Just In Time for the Holidays: Mental Health Issues
Just In Time for the Holidays: Mental Health Issues
A fair number of people here on OH struggle with mental health issues, holiday season or not. I am one of them. Life cir****tances, tragedy, shorter days in winter, chemical imbalances in the brain, hyper-sensitive personalities, or other things may be the underlying causes of these issues. Weight loss surgery can be a great tool to address a debilitating physical manifestation of such problems, but by itself doesn’t do anything to change those causes. To do that we have to make fundamental changes in how we cope with the world and do so without the familiar emotional comfort of food. For some, their emotional distress is so great that they turn to other things for solace, including alcohol. Given some awful family history with alcohol, I have instead chosen outward irritability and selfishness as my own coping mechanisms, at least by comparison to how people perceived me in my pre-surgery days.
As I have noted here before, I am prone to mood swings and I am probably mildly bi-polar (but in a nice way?!) if you want to put a label on me. For the last several weeks I have been waging my own quiet war with depression. That ugly ***** was back and as strong as it has ever been. For a very brief time I even contemplated my own self-destruction, something that never happened to me before. Unlike my pre-surgery days, however, I coped with it in such a way that I didn’t gain any weight and I didn’t lose myself to despair for months on end. I ate properly (mostly), I exercised vigorously, I meditated, I attended a support group meeting, I went to counseling, I actively sought joy (especially in the outdoors), I relished the kindness of others, I stayed semi-functional at work, and I somehow managed to survive. Yes, I was irritable, selfish and withdrawn most of the time, including Thanksgiving Day. The people in my life were not amused, to say the least. Yet I find myself more proud for having dealt effectively and efficiently with a depression episode than I am about having lost 150 lbs with the help of weight loss surgery. Perhaps that pride is a reflection of how much harder I have had to work to develop some inner strength and hope for myself, both of which are true blessings this
RP
I too suffer with depression....and it is worse then it has ever been in years. Many, many famly issues...#1 being my grandson's cancer and all the issues that has brought. My grandchildren are my world and so many things are happening....I don't want to go into it any further at this time.
I am so depressed I can't even make myself get to coffee groups and be around people.
Thanks for letting me vent!!!
Hugs....connie d
Vent away! Though I have never met you in person, you seem to be a person with a tremendously caring heart, which is so evident in how you talk about your grandson. You know that so many people go through life without ever having had someone like you there for them. Love may not be able to alter the course of human events, but it can damn sure make them easier to endure. I am certain that your grandson feels the comfort of your love and caring every single day, a real blessing in his young, difficult life.
RP
As far as Connie - I've never met her either, but find her to be kind, real, and loving to all. I hate to see her struggle with depression, too. Whether its partly situational, it is not fun at all. Ever. I wish you both, Connie and RP, lighter and better days.
All the best. Mary
"Do not let what you cannot do interfere with what you CAN do." John Wooden
I'm down 120 pounds - thanks to RNY! Working on the next 25. Then I'll tackle more...
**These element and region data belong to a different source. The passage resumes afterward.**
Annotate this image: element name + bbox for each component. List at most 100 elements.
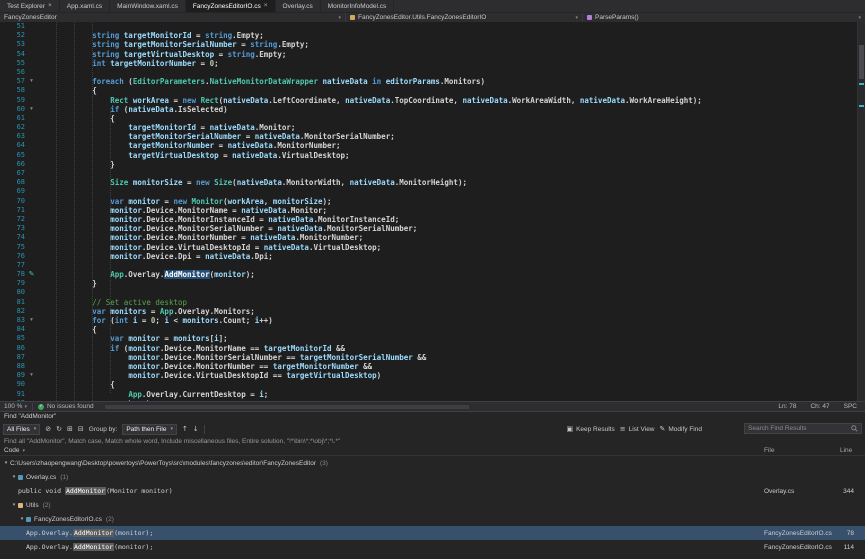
member-name: ParseParams() [595, 14, 639, 21]
result-line-number: 114 [830, 544, 854, 551]
list-view-toggle[interactable]: ≡ List View [620, 426, 655, 433]
line-number: 62 [0, 123, 25, 132]
line-number: 83 [0, 316, 25, 325]
modify-find-button[interactable]: ✎ Modify Find [660, 426, 702, 433]
line-number: 88 [0, 362, 25, 371]
tab-monitorinfomodel-cs[interactable]: MonitorInfoModel.cs [321, 0, 395, 12]
code-filter-label: Code [4, 447, 20, 454]
refresh-icon[interactable]: ↻ [56, 426, 62, 433]
health-check-icon: ✓ [38, 404, 44, 410]
project-dropdown[interactable]: FancyZonesEditor ▾ [0, 13, 346, 22]
collapse-all-icon[interactable]: ⊟ [78, 426, 84, 433]
member-dropdown[interactable]: ParseParams() ▾ [583, 13, 865, 22]
editor-status-strip: 100 % ▾ ✓ No issues found Ln: 78 Ch: 47 … [0, 401, 865, 411]
result-file: FancyZonesEditorIO.cs [764, 530, 832, 537]
scope-dropdown[interactable]: All Files ▾ [3, 424, 40, 435]
folder-icon [18, 503, 23, 508]
find-result-item[interactable]: App.Overlay.AddMonitor(monitor);FancyZon… [0, 526, 865, 540]
line-number: 92 [0, 399, 25, 401]
code-line: { [38, 86, 857, 95]
line-number: 58 [0, 86, 25, 95]
type-dropdown[interactable]: FancyZonesEditor.Utils.FancyZonesEditorI… [346, 13, 583, 22]
tab-mainwindow-xaml-cs[interactable]: MainWindow.xaml.cs [110, 0, 186, 12]
chevron-down-icon[interactable]: ▾ [10, 502, 18, 508]
find-summary-text: Find all "AddMonitor", Match case, Match… [0, 437, 865, 446]
find-result-group[interactable]: ▾Overlay.cs(1) [0, 470, 865, 484]
close-icon[interactable]: × [264, 3, 268, 10]
line-number: 87 [0, 353, 25, 362]
project-name: FancyZonesEditor [4, 14, 57, 21]
code-line: targetVirtualDesktop = nativeData.Virtua… [38, 151, 857, 160]
close-icon[interactable]: × [48, 3, 52, 10]
line-number: 90 [0, 380, 25, 389]
code-line: monitor.Device.MonitorNumber = nativeDat… [38, 233, 857, 242]
code-line: monitor.Device.MonitorName = nativeData.… [38, 206, 857, 215]
code-line: var monitor = new Monitor(workArea, moni… [38, 197, 857, 206]
chevron-down-icon[interactable]: ▾ [2, 460, 10, 466]
line-number: 52 [0, 31, 25, 40]
chevron-down-icon[interactable]: ▾ [18, 516, 26, 522]
collapse-chevron-icon[interactable]: ▾ [25, 371, 38, 380]
code-line: string targetVirtualDesktop = string.Emp… [38, 50, 857, 59]
method-icon [587, 15, 592, 20]
result-line-number: 344 [830, 488, 854, 495]
code-line: { [38, 114, 857, 123]
code-line: targetMonitorId = nativeData.Monitor; [38, 123, 857, 132]
code-line: } [38, 160, 857, 169]
find-result-group[interactable]: ▾Utils(2) [0, 498, 865, 512]
line-indicator: Ln: 78 [778, 403, 796, 410]
find-result-group[interactable]: ▾C:\Users\zhaopengwang\Desktop\powertoys… [0, 456, 865, 470]
code-line: foreach (EditorParameters.NativeMonitorD… [38, 77, 857, 86]
group-label: Utils [26, 502, 39, 509]
tab-app-xaml-cs[interactable]: App.xaml.cs [60, 0, 110, 12]
collapse-chevron-icon[interactable]: ▾ [25, 105, 38, 114]
previous-result-icon[interactable]: ↑ [182, 426, 188, 433]
stop-search-icon[interactable]: ⊘ [45, 426, 51, 433]
editor-horizontal-scrollbar[interactable] [105, 404, 768, 410]
find-result-group[interactable]: ▾FancyZonesEditorIO.cs(2) [0, 512, 865, 526]
collapse-chevron-icon[interactable]: ▾ [25, 316, 38, 325]
group-label: Overlay.cs [26, 474, 56, 481]
tab-label: MonitorInfoModel.cs [328, 3, 387, 10]
keep-results-toggle[interactable]: ▣ Keep Results [566, 426, 614, 433]
line-number: 77 [0, 261, 25, 270]
code-line: break; [38, 399, 857, 401]
line-number: 66 [0, 160, 25, 169]
find-result-item[interactable]: public void AddMonitor(Monitor monitor)O… [0, 484, 865, 498]
search-find-results-input[interactable]: Search Find Results [744, 423, 862, 434]
pencil-icon: ✎ [660, 426, 666, 433]
column-header-file[interactable]: File [764, 447, 774, 454]
chevron-down-icon[interactable]: ▾ [10, 474, 18, 480]
zoom-dropdown[interactable]: 100 % ▾ [4, 403, 27, 410]
document-health-indicator[interactable]: ✓ No issues found [38, 403, 94, 410]
code-editor[interactable]: 51525354555657▾585960▾616263646566676869… [0, 22, 865, 401]
edit-pencil-icon: ✎ [25, 270, 38, 279]
search-match-mark [859, 105, 864, 107]
code-line: Rect workArea = new Rect(nativeData.Left… [38, 96, 857, 105]
tab-overlay-cs[interactable]: Overlay.cs [276, 0, 321, 12]
collapse-chevron-icon[interactable]: ▾ [25, 77, 38, 86]
code-line: monitor.Device.MonitorSerialNumber == ta… [38, 353, 857, 362]
next-result-icon[interactable]: ↓ [193, 426, 199, 433]
group-by-dropdown[interactable]: Path then File ▾ [122, 424, 177, 435]
expand-all-icon[interactable]: ⊞ [67, 426, 73, 433]
line-number: 76 [0, 252, 25, 261]
code-line: monitor.Device.MonitorNumber == targetMo… [38, 362, 857, 371]
line-number: 89 [0, 371, 25, 380]
editor-vertical-scrollbar[interactable] [857, 22, 865, 401]
list-view-label: List View [629, 426, 655, 433]
scrollbar-thumb[interactable] [859, 45, 864, 79]
cs-file-icon [18, 475, 23, 480]
tab-test-explorer[interactable]: Test Explorer × [0, 0, 60, 12]
scrollbar-thumb[interactable] [105, 405, 470, 409]
code-line [38, 169, 857, 178]
line-number: 74 [0, 233, 25, 242]
find-result-item[interactable]: App.Overlay.AddMonitor(monitor);FancyZon… [0, 540, 865, 554]
line-number: 82 [0, 307, 25, 316]
code-filter-dropdown[interactable]: Code ▾ [4, 447, 25, 454]
line-number: 80 [0, 288, 25, 297]
code-line: App.Overlay.AddMonitor(monitor); [38, 270, 857, 279]
column-header-line[interactable]: Line [840, 447, 852, 454]
line-number: 86 [0, 344, 25, 353]
tab-fancyzoneseditorio-cs[interactable]: FancyZonesEditorIO.cs × [186, 0, 276, 12]
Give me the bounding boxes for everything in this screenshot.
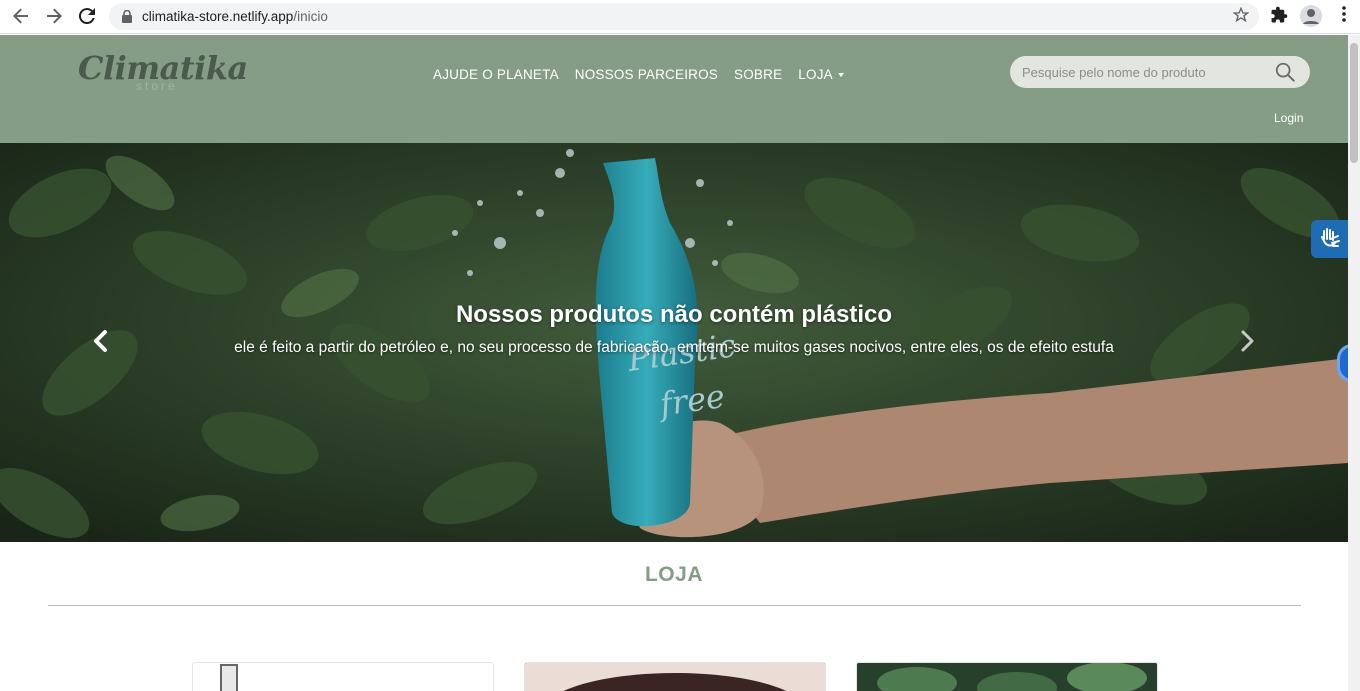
- nav-loja-label: LOJA: [798, 67, 833, 82]
- product-image: [525, 663, 825, 691]
- kebab-menu-icon[interactable]: [1336, 6, 1352, 26]
- arrow-right-icon: [47, 8, 62, 24]
- scrollbar-thumb[interactable]: [1350, 43, 1358, 163]
- product-card[interactable]: [524, 662, 826, 691]
- section-divider: [48, 605, 1301, 606]
- reload-button[interactable]: [75, 4, 99, 28]
- chevron-right-icon: [1241, 330, 1254, 352]
- search-input[interactable]: [1022, 62, 1262, 82]
- back-button[interactable]: [9, 4, 33, 28]
- nav-ajude-o-planeta[interactable]: AJUDE O PLANETA: [433, 67, 559, 82]
- nav-nossos-parceiros[interactable]: NOSSOS PARCEIROS: [575, 67, 718, 82]
- carousel-prev-button[interactable]: [90, 329, 114, 355]
- url-path: /inicio: [293, 9, 328, 24]
- login-link[interactable]: Login: [1274, 111, 1303, 125]
- browser-toolbar: climatika-store.netlify.app/inicio: [0, 0, 1360, 34]
- profile-icon[interactable]: [1300, 5, 1322, 27]
- logo-subtitle: store: [136, 79, 178, 93]
- main-nav: AJUDE O PLANETA NOSSOS PARCEIROS SOBRE L…: [433, 67, 860, 82]
- url-host: climatika-store.netlify.app: [142, 9, 294, 24]
- nav-sobre[interactable]: SOBRE: [734, 67, 782, 82]
- chevron-left-icon: [94, 330, 107, 352]
- site-header: Climatika store AJUDE O PLANETA NOSSOS P…: [0, 35, 1348, 143]
- reload-icon: [79, 8, 95, 24]
- logo[interactable]: Climatika store: [78, 49, 248, 95]
- search-icon[interactable]: [1274, 61, 1296, 83]
- arrow-left-icon: [13, 8, 28, 24]
- product-card[interactable]: [856, 662, 1158, 691]
- puzzle-icon[interactable]: [1270, 6, 1290, 26]
- product-card[interactable]: [192, 662, 494, 691]
- product-image: [220, 664, 238, 691]
- forward-button[interactable]: [42, 4, 66, 28]
- star-icon[interactable]: [1232, 6, 1250, 28]
- product-image: [857, 663, 1157, 691]
- caret-down-icon: [837, 73, 844, 78]
- vlibras-widget-button[interactable]: [1311, 220, 1349, 258]
- hero-title: Nossos produtos não contém plástico: [455, 301, 893, 328]
- nav-loja-dropdown[interactable]: LOJA: [798, 67, 844, 82]
- search-box: [1010, 56, 1310, 88]
- lock-icon: [121, 10, 133, 24]
- hero-subtitle: ele é feito a partir do petróleo e, no s…: [234, 339, 1114, 356]
- page-scrollbar[interactable]: [1348, 35, 1360, 691]
- url-text: climatika-store.netlify.app/inicio: [142, 9, 328, 24]
- sign-language-hands-icon: [1321, 228, 1340, 247]
- hero-carousel: Plastic free Nossos produtos não contém …: [0, 143, 1348, 542]
- address-bar[interactable]: climatika-store.netlify.app/inicio: [109, 3, 1259, 30]
- carousel-next-button[interactable]: [1236, 329, 1260, 355]
- store-section-title: LOJA: [644, 563, 703, 586]
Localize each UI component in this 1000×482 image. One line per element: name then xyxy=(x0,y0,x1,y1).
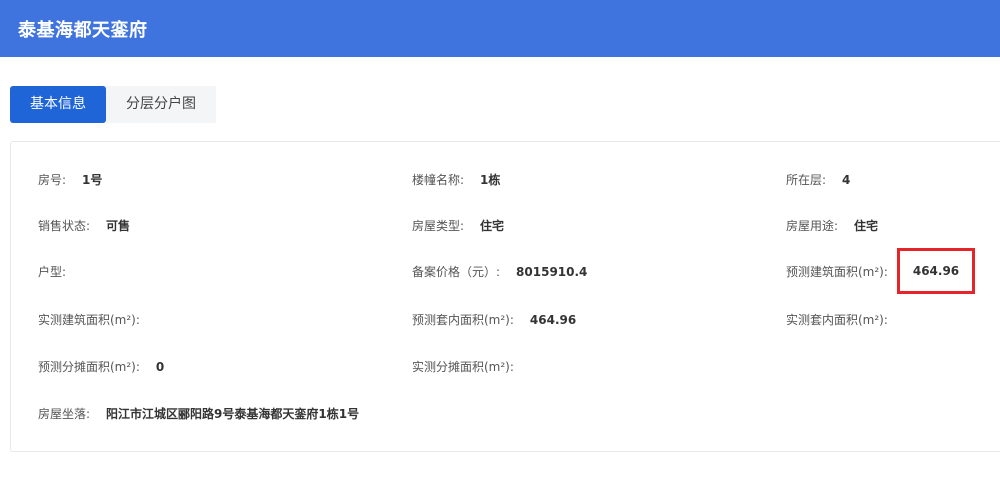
field-sale-status: 销售状态: 可售 xyxy=(38,216,130,236)
field-layout: 户型: xyxy=(38,262,82,282)
field-actual-shared-area: 实测分摊面积(m²): xyxy=(412,357,530,377)
tab-bar: 基本信息 分层分户图 xyxy=(10,86,216,123)
field-est-inner-area: 预测套内面积(m²): 464.96 xyxy=(412,310,576,330)
field-est-build-area: 预测建筑面积(m²): xyxy=(786,262,888,282)
field-label: 房屋坐落: xyxy=(38,407,91,421)
field-label: 备案价格（元）: xyxy=(412,265,501,279)
field-actual-build-area: 实测建筑面积(m²): xyxy=(38,310,156,330)
project-title: 泰基海都天銮府 xyxy=(18,20,148,41)
field-label: 预测建筑面积(m²): xyxy=(786,265,888,279)
field-value: 住宅 xyxy=(854,219,879,233)
field-value: 4 xyxy=(842,173,851,187)
tab-basic-info[interactable]: 基本信息 xyxy=(10,86,106,123)
field-value: 可售 xyxy=(106,219,131,233)
highlight-box: 464.96 xyxy=(897,248,975,294)
field-house-use: 房屋用途: 住宅 xyxy=(786,216,878,236)
field-value: 住宅 xyxy=(480,219,505,233)
field-actual-inner-area: 实测套内面积(m²): xyxy=(786,310,904,330)
field-label: 房号: xyxy=(38,173,67,187)
field-label: 房屋用途: xyxy=(786,219,839,233)
field-label: 户型: xyxy=(38,265,67,279)
field-address: 房屋坐落: 阳江市江城区郦阳路9号泰基海都天銮府1栋1号 xyxy=(38,404,359,424)
est-build-area-value: 464.96 xyxy=(912,264,960,278)
field-value: 464.96 xyxy=(529,313,577,327)
field-label: 房屋类型: xyxy=(412,219,465,233)
tab-floor-plan[interactable]: 分层分户图 xyxy=(106,86,216,123)
field-label: 销售状态: xyxy=(38,219,91,233)
field-label: 实测建筑面积(m²): xyxy=(38,313,140,327)
field-label: 实测分摊面积(m²): xyxy=(412,360,514,374)
top-header: 泰基海都天銮府 xyxy=(0,0,1000,57)
field-value: 1栋 xyxy=(480,173,501,187)
field-building-name: 楼幢名称: 1栋 xyxy=(412,170,500,190)
field-house-type: 房屋类型: 住宅 xyxy=(412,216,504,236)
field-label: 预测分摊面积(m²): xyxy=(38,360,140,374)
field-est-shared-area: 预测分摊面积(m²): 0 xyxy=(38,357,164,377)
field-value: 阳江市江城区郦阳路9号泰基海都天銮府1栋1号 xyxy=(106,407,360,421)
field-label: 实测套内面积(m²): xyxy=(786,313,888,327)
field-label: 所在层: xyxy=(786,173,827,187)
field-floor: 所在层: 4 xyxy=(786,170,850,190)
field-label: 楼幢名称: xyxy=(412,173,465,187)
field-value: 0 xyxy=(155,360,165,374)
field-filed-price: 备案价格（元）: 8015910.4 xyxy=(412,262,587,282)
field-room-no: 房号: 1号 xyxy=(38,170,102,190)
field-label: 预测套内面积(m²): xyxy=(412,313,514,327)
field-value: 1号 xyxy=(82,173,103,187)
field-value: 8015910.4 xyxy=(516,265,588,279)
I think maybe one of the reasons you are proud about this is because you are the only one that can hear what's going on in your head and finally atleast you have been able to tell that annoying little voice that tells you "you're not good enough" (or whatever it says) to SHUT THE HELL UP!
Good for you!
My best to you, Rick.
Tuna
Connie - I am so sorry about your trouble. No child should ever be sick, it's just so wrong. I will add both you and RP to my prayers. Cancer is hateful. My Mom, Dad and Sister all were dx'd 3 yrs ago and it's been so many ups and downs. Be strong but don't forget to take care of yourself.
Tess
I love your posts RP as they always get me thinking. I think as you said, many of us on here deal with some sort of mental health issue or some other type of issue. My motto has always been "your not normal unless your abnormal", everyone has a bit of something. I too struggle with depression and sometimes think I may be bipolar, however my DR says I am just Hypomatic, who knows.
You are an inspiration and you motivate me as well as make me think, thank-you for that! Be proud of yourself, you have done an awesome job!
Kristy
Kristy K.
Obesity Help Support Group Leader
"On the lighter side" Everyone and anyone welcome!